If you haven't considered the importance of adding demographic questions to your employee survey template, then you're probably using misleading data for your HR solutions. These are even essential if you're conducting the survey on large employee populations, since you can't really break down the responses into useful fragments if you only have bulk responses at your disposal. You do have access to your employees' personal information through your HR database, but these won't be of any use unless you can directly connect these to the individual responses. You have every reason to typify the subgroups in your workforce, especially if your total is population is large enough to accommodate broad-range and anonymous surveys. Response patterns can be described more accurately if you can correlate these to smaller demographics.
The demographic questions in your employee survey template should be significantly related to your survey population. If you're hiring contractual employees, then questions about tenure are irrelevant and useless. Most demographics also vary with time. The marital status of your employees will change as some have children, married or divorced. Age is also variable factor. Some company's deliberately stay away from questions related to privacy issues. But, you could at least ensure complete discretion for your employees if the demographic profiling will improve the interpretation of the survey data. You could either omit the name fields on the survey forms, or you can move the demographics to a separate page, so you can detach it after the information is collated.
You can identify response patterns as they relate to your demographic subgroups. If you've used employee survey template that don't typify subgroups, you're probably acquainted with their limitations. For example, a ten percent negative response to questions on the quality of the corporate healthcare can only be applied to the entire survey population. You can delineate this information further if you can determine which demographic leaned heavily on the negative response. Your solutions will be more practical and concrete, since you now have the option to apply these across the board or only to specific subgroups.
You'll have to keep your survey form concise, though, even if you'd like it to be thorough. Since demographic questions can take up a lot of space, you should only include those that would be relevant to your survey. Your employee survey template could include a handful of questions on age, gender, type and length of tenure, marital status, and corporate position, but you shouldn't exhaust all possibilities if you're not really going to need these. You may also consider omitting these questions altogether if your employee workforce is too small to begin with (such as a population of 50 employees or less).
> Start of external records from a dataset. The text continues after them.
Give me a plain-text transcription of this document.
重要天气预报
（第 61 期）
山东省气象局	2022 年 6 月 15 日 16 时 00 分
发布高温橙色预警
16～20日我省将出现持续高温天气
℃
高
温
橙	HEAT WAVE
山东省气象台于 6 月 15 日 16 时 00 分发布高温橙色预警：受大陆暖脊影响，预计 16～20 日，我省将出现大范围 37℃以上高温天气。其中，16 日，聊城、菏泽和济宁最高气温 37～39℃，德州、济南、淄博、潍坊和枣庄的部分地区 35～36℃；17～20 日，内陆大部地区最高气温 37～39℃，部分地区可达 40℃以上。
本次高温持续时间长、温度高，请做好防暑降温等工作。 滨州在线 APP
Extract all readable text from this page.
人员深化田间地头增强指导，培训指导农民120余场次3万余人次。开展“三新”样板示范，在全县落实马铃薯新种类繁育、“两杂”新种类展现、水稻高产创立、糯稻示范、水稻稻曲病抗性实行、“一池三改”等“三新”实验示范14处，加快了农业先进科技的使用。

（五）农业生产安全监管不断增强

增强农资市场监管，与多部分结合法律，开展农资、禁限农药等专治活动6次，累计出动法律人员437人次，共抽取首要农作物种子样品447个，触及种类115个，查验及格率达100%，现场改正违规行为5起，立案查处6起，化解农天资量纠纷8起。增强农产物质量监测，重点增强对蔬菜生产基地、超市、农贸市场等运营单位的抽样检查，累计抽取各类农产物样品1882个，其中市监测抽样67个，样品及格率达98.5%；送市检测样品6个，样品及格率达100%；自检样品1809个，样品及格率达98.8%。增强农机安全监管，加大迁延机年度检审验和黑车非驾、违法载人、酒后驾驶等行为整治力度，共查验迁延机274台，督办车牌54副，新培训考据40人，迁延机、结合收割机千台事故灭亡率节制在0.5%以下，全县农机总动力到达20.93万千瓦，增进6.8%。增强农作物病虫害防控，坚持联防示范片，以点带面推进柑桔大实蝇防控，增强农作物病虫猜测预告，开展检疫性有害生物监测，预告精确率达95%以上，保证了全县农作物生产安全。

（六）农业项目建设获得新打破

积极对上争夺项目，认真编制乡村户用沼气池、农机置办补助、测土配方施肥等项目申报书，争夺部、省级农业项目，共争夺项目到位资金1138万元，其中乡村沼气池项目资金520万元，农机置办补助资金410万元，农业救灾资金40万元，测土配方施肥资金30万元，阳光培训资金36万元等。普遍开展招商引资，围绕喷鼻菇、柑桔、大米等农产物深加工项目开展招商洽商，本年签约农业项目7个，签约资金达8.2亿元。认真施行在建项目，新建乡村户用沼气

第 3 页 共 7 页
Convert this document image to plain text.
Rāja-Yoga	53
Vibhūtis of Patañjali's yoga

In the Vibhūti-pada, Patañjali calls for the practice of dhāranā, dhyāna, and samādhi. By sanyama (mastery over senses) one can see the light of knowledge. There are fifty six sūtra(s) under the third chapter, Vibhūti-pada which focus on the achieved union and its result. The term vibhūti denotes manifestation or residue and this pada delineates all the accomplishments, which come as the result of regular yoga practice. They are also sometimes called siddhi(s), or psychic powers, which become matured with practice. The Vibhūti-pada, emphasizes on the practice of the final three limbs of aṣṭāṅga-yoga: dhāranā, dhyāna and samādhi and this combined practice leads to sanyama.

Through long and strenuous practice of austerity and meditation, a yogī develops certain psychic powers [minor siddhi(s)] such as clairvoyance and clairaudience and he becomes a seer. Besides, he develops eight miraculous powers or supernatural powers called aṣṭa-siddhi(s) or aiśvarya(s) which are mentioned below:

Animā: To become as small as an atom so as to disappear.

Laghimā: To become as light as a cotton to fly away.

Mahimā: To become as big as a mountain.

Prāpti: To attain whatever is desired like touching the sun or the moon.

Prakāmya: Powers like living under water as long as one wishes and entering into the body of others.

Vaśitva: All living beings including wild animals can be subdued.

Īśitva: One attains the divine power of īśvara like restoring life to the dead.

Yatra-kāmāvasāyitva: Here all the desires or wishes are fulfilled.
Your employee survey template won't be of any use if you don't emphasize the importance of confidentiality at the outset. Because some employees may consider demographic questions intrusive, you should reassure your respondents that any information they provide will be handled with full discretion. Corporations don't really function well with anonymity, but they do thrive in confidentiality.
The demographic questions in your employee survey template should be significantly related to your survey population. If you're hiring contractual employees, then questions about tenure are irrelevant and useless. Most demographics also vary with time. The marital status of your employees will change as some have children, married or divorced. Age is also variable factor. Some company's deliberately stay away from questions related to privacy issues. But, you could at least ensure complete discretion for your employees if the demographic profiling will improve the interpretation of the survey data. You could either omit the name fields on the survey forms, or you can move the demographics to a separate page, so you can detach it after the information is collated.
You can identify response patterns as they relate to your demographic subgroups. If you've used employee survey template that don't typify subgroups, you're probably acquainted with their limitations. For example, a ten percent negative response to questions on the quality of the corporate healthcare can only be applied to the entire survey population. You can delineate this information further if you can determine which demographic leaned heavily on the negative response. Your solutions will be more practical and concrete, since you now have the option to apply these across the board or only to specific subgroups.
You'll have to keep your survey form concise, though, even if you'd like it to be thorough. Since demographic questions can take up a lot of space, you should only include those that would be relevant to your survey. Your employee survey template could include a handful of questions on age, gender, type and length of tenure, marital status, and corporate position, but you shouldn't exhaust all possibilities if you're not really going to need these. You may also consider omitting these questions altogether if your employee workforce is too small to begin with (such as a population of 50 employees or less).
Your employee survey template won't be of any use if you don't emphasize the importance of confidentiality at the outset. Because some employees may consider demographic questions intrusive, you should reassure your respondents that any information they provide will be handled with full discretion. Corporations don't really function well with anonymity, but they do thrive in confidentiality.
About the Author:
If you feel that your employee survey template could still be improved, then you'll have to find a good program that'll offer you the best options, tips, and more. Look for free or paid survey programs; the latter always offers more value.